📊

Basics of Apache Superset Overview

May 6, 2025

Apache Superset 101 Session

Introduction

  • Session led by Evan Rousakis, PMC member and Developer Advocate at Preset.
  • The session covers the basics of Apache Superset, a Business Intelligence (BI) tool, and its community.
  • Available on YouTube for future reference.
  • Interaction via Slack link provided.

What is Superset?

  • Open Source BI Product: Part of Apache Software Foundation (ASF), a top-level project.
  • Project Origin: Started by Maxim Bamin at Airbnb, now under ASF.
  • ASF Role: Governs the repository and project practices.

Community Roles

  • Contributor: Anyone can contribute, technical or non-technical.
  • Committer: Has write access to repository.
  • PMC Member: Voted in for security and governance roles.
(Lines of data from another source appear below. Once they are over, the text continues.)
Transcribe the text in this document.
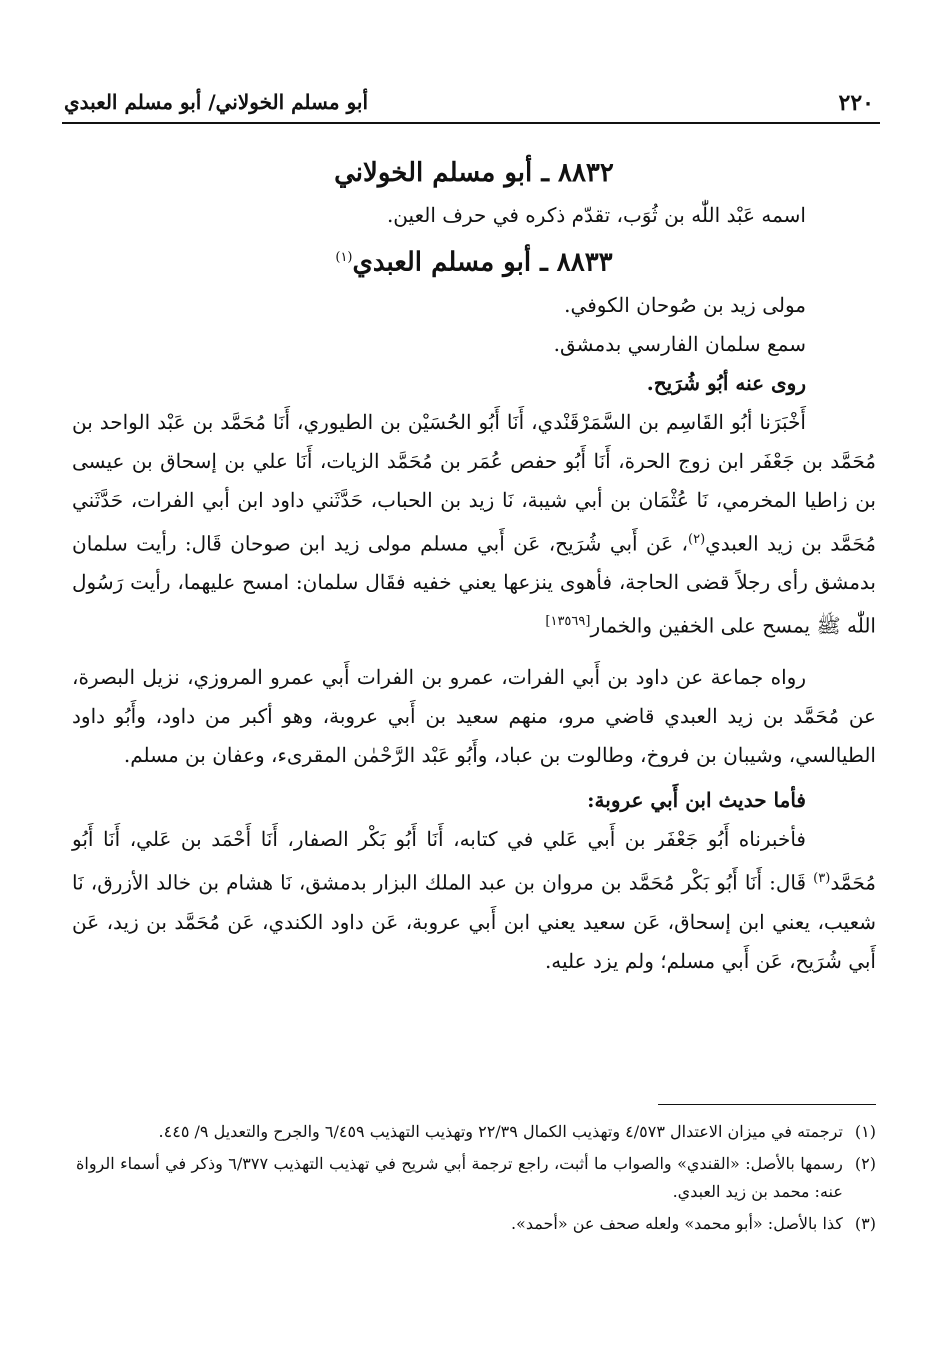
٢٢٠
أبو مسلم الخولاني/ أبو مسلم العبدي

٨٨٣٢ ـ أبو مسلم الخولاني

اسمه عَبْد اللّٰه بن ثُوَب، تقدّم ذكره في حرف العين.

٨٨٣٣ ـ أبو مسلم العبدي$^{(١)}$

مولى زيد بن صُوحان الكوفي.

سمع سلمان الفارسي بدمشق.

روى عنه أبُو شُرَيح.

أَخْبَرَنا أبُو القَاسِم بن السَّمَرْقَنْدي، أَنَا أَبُو الحُسَيْن بن الطيوري، أَنَا مُحَمَّد بن عَبْد الواحد بن مُحَمَّد بن جَعْفَر ابن زوج الحرة، أَنَا أَبُو حفص عُمَر بن مُحَمَّد الزيات، أَنَا علي بن إسحاق بن عيسى بن زاطيا المخرمي، نَا عُثْمَان بن أبي شيبة، نَا زيد بن الحباب، حَدَّثَني داود ابن أبي الفرات، حَدَّثَني مُحَمَّد بن زيد العبدي$^{(٢)}$، عَن أَبي شُرَيح، عَن أَبي مسلم مولى زيد ابن صوحان قَال: رأيت سلمان بدمشق رأى رجلاً قضى الحاجة، فأهوى ينزعها يعني خفيه فقَال سلمان: امسح عليهما، رأيت رَسُول اللّٰه ﷺ يمسح على الخفين والخمار[١٣٥٦٩]

رواه جماعة عن داود بن أَبي الفرات، عمرو بن الفرات أَبي عمرو المروزي، نزيل البصرة، عن مُحَمَّد بن زيد العبدي قاضي مرو، منهم سعيد بن أَبي عروبة، وهو أكبر من داود، وأَبُو داود الطيالسي، وشيبان بن فروخ، وطالوت بن عباد، وأَبُو عَبْد الرَّحْمٰن المقرىء، وعفان بن مسلم.

فأما حديث ابن أَبي عروبة:

فأخبرناه أَبُو جَعْفَر بن أَبي عَلي في كتابه، أَنَا أَبُو بَكْر الصفار، أَنَا أَحْمَد بن عَلي، أَنَا أَبُو مُحَمَّد$^{(٣)}$ قَال: أَنَا أَبُو بَكْر مُحَمَّد بن مروان بن عبد الملك البزار بدمشق، نَا هشام بن خالد الأزرق، نَا شعيب، يعني ابن إسحاق، عَن سعيد يعني ابن أَبي عروبة، عَن داود الكندي، عَن مُحَمَّد بن زيد، عَن أَبي شُرَيح، عَن أَبي مسلم؛ ولم يزد عليه.

(١)
ترجمته في ميزان الاعتدال ٤/٥٧٣ وتهذيب الكمال ٢٢/٣٩ وتهذيب التهذيب ٦/٤٥٩ والجرح والتعديل ٩/ ٤٤٥.
(٢)
رسمها بالأصل: «القندي» والصواب ما أثبت، راجع ترجمة أبي شريح في تهذيب التهذيب ٦/٣٧٧ وذكر في أسماء الرواة عنه: محمد بن زيد العبدي.
(٣)
كذا بالأصل: «أبو محمد» ولعله صحف عن «أحمد».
Benefits of Open Source BI

  • Avoid Vendor Lock-in: Run and customize Superset as desired.
  • Deployment Flexibility: Can be deployed anywhere and customized.

Superset Features

  • Database Connectivity: Connects to various databases via SQLAlchemy.
  • Chart Creation: Advanced SQL IDE, variety of charts, and dashboard creation.
  • Customization and Extension: Plugin framework for additional features.
  • Data Representation: Dashboards with multiple components and filters.

Superset Capabilities

  • API: Robust API with v1 endpoints.
  • CLI: For managing assets as code and importing/exporting dashboards.
  • Alerting and Reporting: Automatic reports and alerts based on data conditions.

Introduction to Preset

  • Preset: Managed version of Superset offering scalability, security, and additional features.

Demo Overview

  • Data Connection: How to connect to a database (e.g., Mother Duck).
  • SQL Lab Usage: Running SQL queries and creating datasets.
  • Chart and Dashboard Creation: Using SQL Lab results to create charts and dashboards with filters.
  • Cross Filters and Drill-downs: Interactive data exploration through dashboards.
  • Alerts and Reports: Setting up regular alerts and reports via email or Slack.

Key Features Demonstrated

  • SQL Lab: Writing and running SQL queries, creating charts and datasets.
  • Dashboard Customization: Adding filters, customizing layouts, using markdown.
  • Chart Types and Features: Including bar charts, pie charts, and more.
  • Interactive Features: Cross filtering, drilling into data.

Additional Technical Features

  • Caching: Configurable caching for efficient data handling.
  • Theming and Customization: CSS styling and color palette adjustments.

Q&A Highlights

  • Discussions on SQL generation via NLP.
  • Complex report generation and integration with AI.
  • Handling permissions and user access control.
  • Exporting charts and dashboards as CSV or other formats.
  • Localization and number formatting support.
  • Support for GIS and map visualizations.

Conclusion

  • Encouragement to engage with the community via Slack.
  • Further exploration of Apache Superset and Preset recommended.